Although we are endowed with great potential for horticultural farming, the county has paid scant attention to this sector. The county of Wajir, for example, has initiated very ambitious irrigation and water development projects. The government has sank 360 boreholes and has a very imaginative water tracking system. Wajir now produces water melons and cabbages which it can sell to neighbouring counties. What have we in Kisumu done in irrigation and water development, not just in the obvious rice and sugar belts, but to encourage horticulture? Next to nothing.

I can go on and on, but let me say the following. I have some ideas on how this county of great potential can become a bread basket in the lake region and beyond, creating wealth and jobs at the same time.

Agriculture and fisheries are the bedrock of the county’s economy. The hyacinth in the lake must be removed as of yesterday. It is a hindrance to a growing fishing industry and a thriving maritime transport sector. The potential of fisheries development will not be realised if we do not invest in understanding new techniques of fishing and educating our people about them. The universities and research institutions in the county need to be mobilised and supported to conduct research that is relevant to user needs within inclusive agricultural innovation systems. Let me repeat without sounding overbearing: There can be no success in agricultural development without improvement in water resources management for irrigation and the development of infrastructure for market access.

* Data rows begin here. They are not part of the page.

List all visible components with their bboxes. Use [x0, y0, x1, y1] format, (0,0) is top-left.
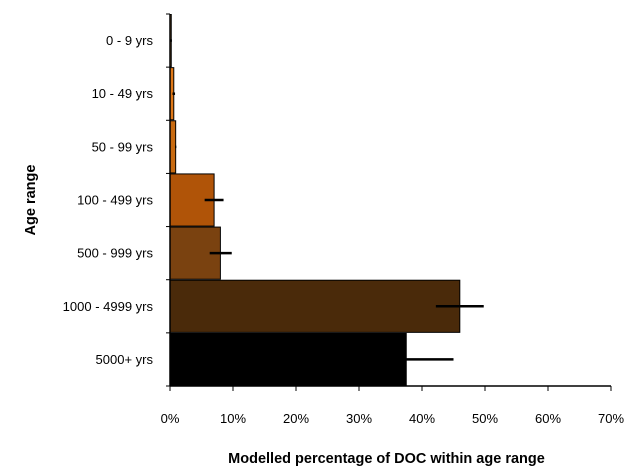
bar [169, 120, 177, 174]
y-tick-label: 1000 - 4999 yrs [63, 299, 154, 314]
x-tick-label: 40% [409, 411, 435, 426]
bar [169, 332, 407, 387]
labels-layer: 0 - 9 yrs 10 - 49 yrs 50 - 99 yrs 100 - 499… [63, 33, 625, 426]
x-tick-label: 60% [535, 411, 561, 426]
y-tick-label: 10 - 49 yrs [92, 86, 154, 101]
x-tick-label: 30% [346, 411, 372, 426]
y-tick-label: 5000+ yrs [96, 352, 154, 367]
x-tick-label: 70% [598, 411, 624, 426]
y-tick-label: 50 - 99 yrs [92, 139, 154, 154]
x-tick-label: 50% [472, 411, 498, 426]
x-axis-title: Modelled percentage of DOC within age ra… [228, 451, 545, 467]
x-tick-label: 20% [283, 411, 309, 426]
y-axis-title: Age range [23, 165, 39, 236]
y-tick-label: 100 - 499 yrs [77, 193, 153, 208]
axes-layer [166, 13, 612, 391]
x-tick-label: 10% [220, 411, 246, 426]
y-tick-label: 500 - 999 yrs [77, 246, 153, 261]
y-tick-label: 0 - 9 yrs [106, 33, 153, 48]
error-bars-layer [170, 39, 484, 361]
bar [169, 279, 461, 333]
x-tick-label: 0% [161, 411, 180, 426]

It is one thing to develop poor roadworks here and there driven by rent seeking, selective tendering and procurement of services in favour of business cronies. It is quite another thing to have infrastructural development to support specific agricultural subsectors in various parts of the county with a clear goal to enhance produce delivery to markets or processing plants.

Health and education are critical to human resources development as well as to supporting the service sector and manufacturing. The county needs a healthy and skilled workforce. The development of this workforce starts with effective investment in our youth and women. A universal healthcare programme is vital in this regard. Even if education is largely a national government function, the county government must have its priorities and make national government resources serve local needs and priorities.

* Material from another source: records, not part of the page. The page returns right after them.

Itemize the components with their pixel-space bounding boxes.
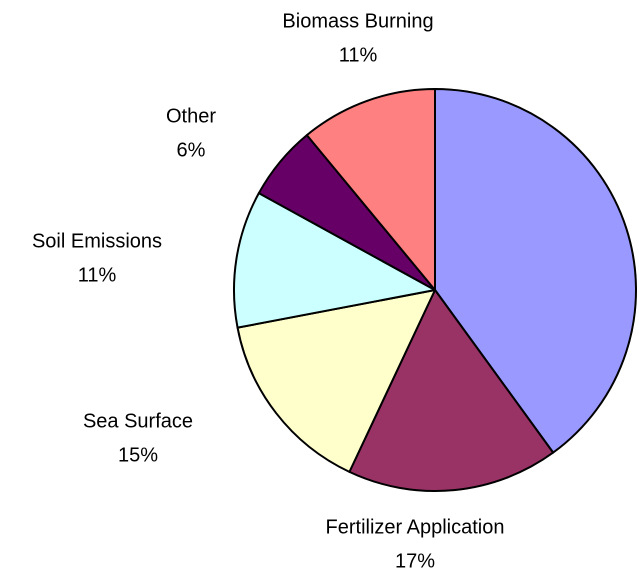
pie-slice: [434, 88, 637, 454]
slice-value-label: 11%: [339, 44, 378, 66]
slice-label: Soil Emissions: [32, 230, 162, 252]
slice-value-label: 6%: [177, 139, 206, 161]
pie-slice: [236, 289, 436, 473]
slice-label: Biomass Burning: [282, 10, 433, 32]
slice-label: Other: [166, 105, 216, 127]
slice-value-label: 17%: [395, 550, 435, 572]
slice-label: Fertilizer Application: [326, 516, 505, 538]
slice-value-label: 15%: [118, 444, 158, 466]
slice-label: Sea Surface: [83, 410, 193, 432]
pie-slice: [348, 289, 555, 492]
slice-value-label: 11%: [78, 264, 117, 286]
pie-slice: [305, 88, 436, 291]
pie-slice: [233, 192, 436, 329]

There is still room, however, for the county to invest in skills development through middle level training institutions that will encourage innovation in the creation of products, services and markets, while improving the management of small and medium enterprises. All this requires revenues at the disposal of the county government. Currently, inefficiency, poor management and corruption are wasting away revenue generated locally, and killing its potential to grow. Progressive tax policies, even in the form of levies and licences, always aim at encouraging compliance rather than evasion. This always helps in widening the tax base, while reducing the tax rate.

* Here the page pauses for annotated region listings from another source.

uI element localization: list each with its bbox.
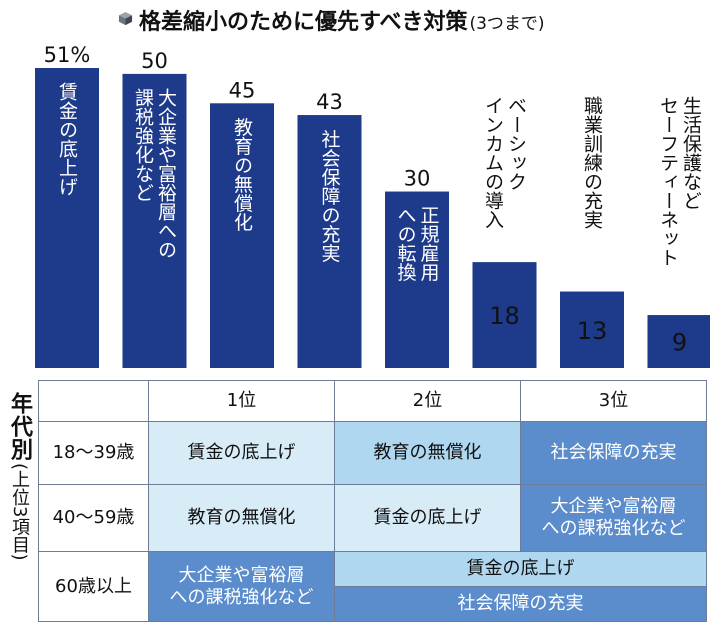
bar-1: [35, 68, 99, 368]
category-label-1-1: 賃金の底上げ: [56, 82, 78, 196]
category-label-2-2: 課税強化など: [132, 88, 154, 202]
cell-40-59-rank3: 大企業や富裕層 への課税強化など: [520, 484, 707, 552]
bar-4: [297, 115, 362, 368]
value-label-3: 45: [229, 78, 256, 102]
value-label-8: 9: [672, 329, 687, 357]
table-corner: [38, 380, 149, 422]
category-label-2-1: 大企業や富裕層への: [155, 88, 177, 259]
category-label-5-2: への転換: [395, 206, 417, 282]
cell-60-plus-rank1: 大企業や富裕層 への課税強化など: [148, 551, 335, 622]
table-side-label: 年代別 (上位3項目): [3, 392, 35, 622]
title-sub: (3つまで): [469, 14, 545, 34]
cell-18-39-rank3: 社会保障の充実: [520, 421, 707, 485]
cell-40-59-rank1: 教育の無償化: [148, 484, 335, 552]
cell-40-59-rank3-line2: への課税強化など: [541, 518, 686, 539]
value-label-5: 30: [404, 167, 431, 191]
chart-title: 格差縮小のために優先すべき対策 (3つまで): [118, 4, 545, 35]
cell-40-59-rank3-line1: 大企業や富裕層: [550, 496, 677, 517]
side-label-main: 年代別: [7, 392, 32, 461]
cell-18-39-rank1: 賃金の底上げ: [148, 421, 335, 485]
cube-icon: [118, 11, 133, 25]
value-label-7: 13: [577, 317, 608, 345]
category-label-8-2: セーフティーネット: [657, 96, 679, 267]
bar-5: [385, 191, 449, 368]
bar-7: [560, 291, 624, 368]
bar-6: [472, 262, 537, 368]
cell-18-39-rank2: 教育の無償化: [334, 421, 521, 485]
category-label-4-1: 社会保障の充実: [319, 129, 341, 262]
value-label-4: 43: [316, 90, 343, 114]
cell-60-plus-rank1-line2: への課税強化など: [169, 586, 314, 608]
category-label-8-1: 生活保護など: [680, 96, 702, 210]
bar-8: [647, 315, 710, 368]
side-label-sub: (上位3項目): [9, 463, 30, 561]
header-rank-3: 3位: [520, 380, 707, 422]
category-label-6-2: インカムの導入: [482, 96, 504, 229]
title-main: 格差縮小のために優先すべき対策: [139, 10, 468, 35]
cell-60-plus-rank2: 賃金の底上げ: [334, 551, 707, 587]
cell-60-plus-rank3: 社会保障の充実: [334, 586, 707, 622]
category-label-7-1: 職業訓練の充実: [581, 96, 603, 229]
bar-2: [122, 73, 187, 368]
value-label-1: 51%: [44, 43, 91, 67]
cell-40-59-rank2: 賃金の底上げ: [334, 484, 521, 552]
category-label-6-1: ベーシック: [505, 96, 527, 191]
value-label-6: 18: [489, 302, 520, 330]
category-label-3-1: 教育の無償化: [231, 117, 253, 231]
category-label-5-1: 正規雇用: [418, 206, 440, 282]
cell-60-plus-rank1-line1: 大企業や富裕層: [178, 564, 305, 586]
header-rank-1: 1位: [148, 380, 335, 422]
row-age-40-59: 40〜59歳: [38, 484, 149, 552]
row-age-18-39: 18〜39歳: [38, 421, 149, 485]
value-label-2: 50: [141, 49, 168, 73]
header-rank-2: 2位: [334, 380, 521, 422]
bar-3: [210, 103, 274, 368]
row-age-60-plus: 60歳以上: [38, 551, 149, 622]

Weak revenue collection systems and outright theft of the little revenue that comes through rudimentary processes must not be allowed in a county that has the ambition to grow its local revenue.

In Sondu Market, for example, the Kisumu government charges traders a licensing fee of Sh5,000 but issues receipts for only Sh3,5000. On the Kericho side of the same market, traders pay Sh2,500 that is fully receipted. Were one to look closely at the development performance of the two counties, Kericho will definitely come on top.

Indeed, the fresh produce market in Kericho is much more organised than the one in Kisumu. Instead of county officials flying to Singapore to benchmark on development, a nation light years ahead of Kisumu, they had better visit Kericho and Wajir counties to see the levels of development innovation far much closer to them.

The same is true in maternal and child care. Kisumu has much more appropriate lessons to learn from Makueni and Kisii counties.

Problems, of course, abound everywhere. But there are those who are making innovations and some who are busy perfecting the industry of tenderpreneurship. Kisumu, unfortunately, falls in the latter category.